"Rollins is one of the best run producers in baseball and I don't have to say anymore about it, really. I should have been telling people that five or six years ago." said Manuel. "All you have to do is look at the stats. Baseball is a stats game; look at the runs he knocks in and look at the runs he scores and compare them to anybody you want to. [Mike] Trout had a better season last year, but he's the only guy."
Last season, Rollins scored 102 runs and drove in 68 on the season. Over his career, Rollins has averaged 107 runs scored and 72 RBI for every 162 games that he's played.
Millville, NJ's Mike Trout scored a major league high 129 runs and drove in 83 last year on his way to winning the American League Rookie of the Year title.
Rollins has spent the majority of his career as a leadoff hitter and has a career average of .273 with a .332 on-base average hitting at the top of the lineup.
Had Manuel made his comments years ago as he lamented, he would have had much better numbers to back up his statement. From 2005-2007, Rollins averaged 122 runs and 72 RBI per season as a leadoff man. In 2007, Rollins led the majors in games (162), plate appearances (778), and at-bats (716) and led the National League in runs (139) and Triples (20).

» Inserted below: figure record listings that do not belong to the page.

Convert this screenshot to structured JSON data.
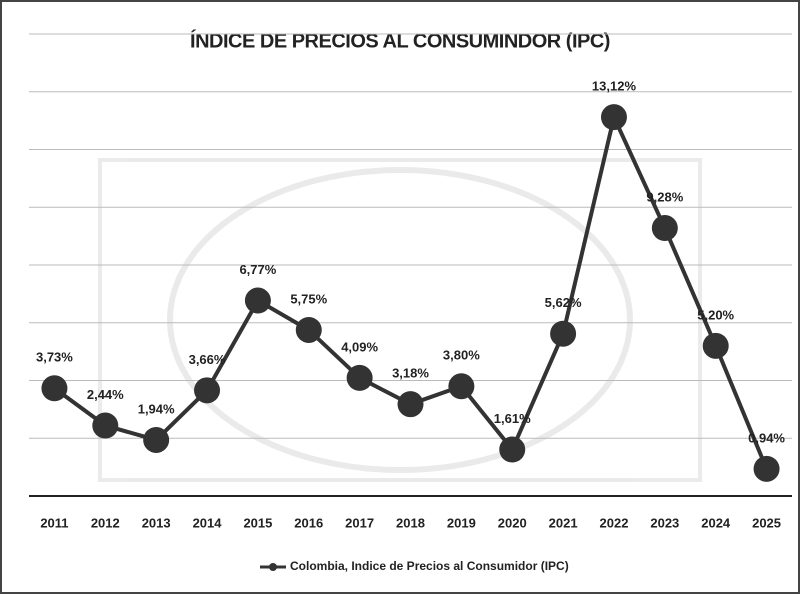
{
  "chart_data": {
    "type": "line",
    "title": "ÍNDICE DE PRECIOS AL CONSUMINDOR (IPC)",
    "categories": [
      "2011",
      "2012",
      "2013",
      "2014",
      "2015",
      "2016",
      "2017",
      "2018",
      "2019",
      "2020",
      "2021",
      "2022",
      "2023",
      "2024",
      "2025"
    ],
    "series": [
      {
        "name": "Colombia, Indice de Precios al Consumidor (IPC)",
        "color": "#333333",
        "values": [
          3.73,
          2.44,
          1.94,
          3.66,
          6.77,
          5.75,
          4.09,
          3.18,
          3.8,
          1.61,
          5.62,
          13.12,
          9.28,
          5.2,
          0.94
        ],
        "value_labels": [
          "3,73%",
          "2,44%",
          "1,94%",
          "3,66%",
          "6,77%",
          "5,75%",
          "4,09%",
          "3,18%",
          "3,80%",
          "1,61%",
          "5,62%",
          "13,12%",
          "9,28%",
          "5,20%",
          "0,94%"
        ]
      }
    ],
    "ylim": [
      0,
      16
    ],
    "yticks": [
      0,
      2,
      4,
      6,
      8,
      10,
      12,
      14,
      16
    ],
    "grid": true,
    "legend": "bottom"
  }
}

The only other option in the Phillies lineup who would be able to stake much of a claim to the leadoff spot would be newly acquired Ben Revere, but Manuel isn't sure exactly what he's got in Revere.
"Last year, he hit second and scored 70 runs and knocked in 30. I'm anxious to see him hit. I haven't seen him a whole lot," said Manuel of his new center fielder, who he believes will add a lot to his team defensively.
Manuel said that he plans on trying different combinations in spring training and that he really only has Ryan Howard marked for a specific spot in the lineup, which would be fourth.
One thing Manuel wants to accomplish is to come up with a lineup that will bunch some of his better baserunners together, hoping to take advantage of their abilities.
"I want to have our guys who can go first-to-third or second-to-home and play action baseball; I want them together, as much as possible," explained the 69-year old Phillies manager.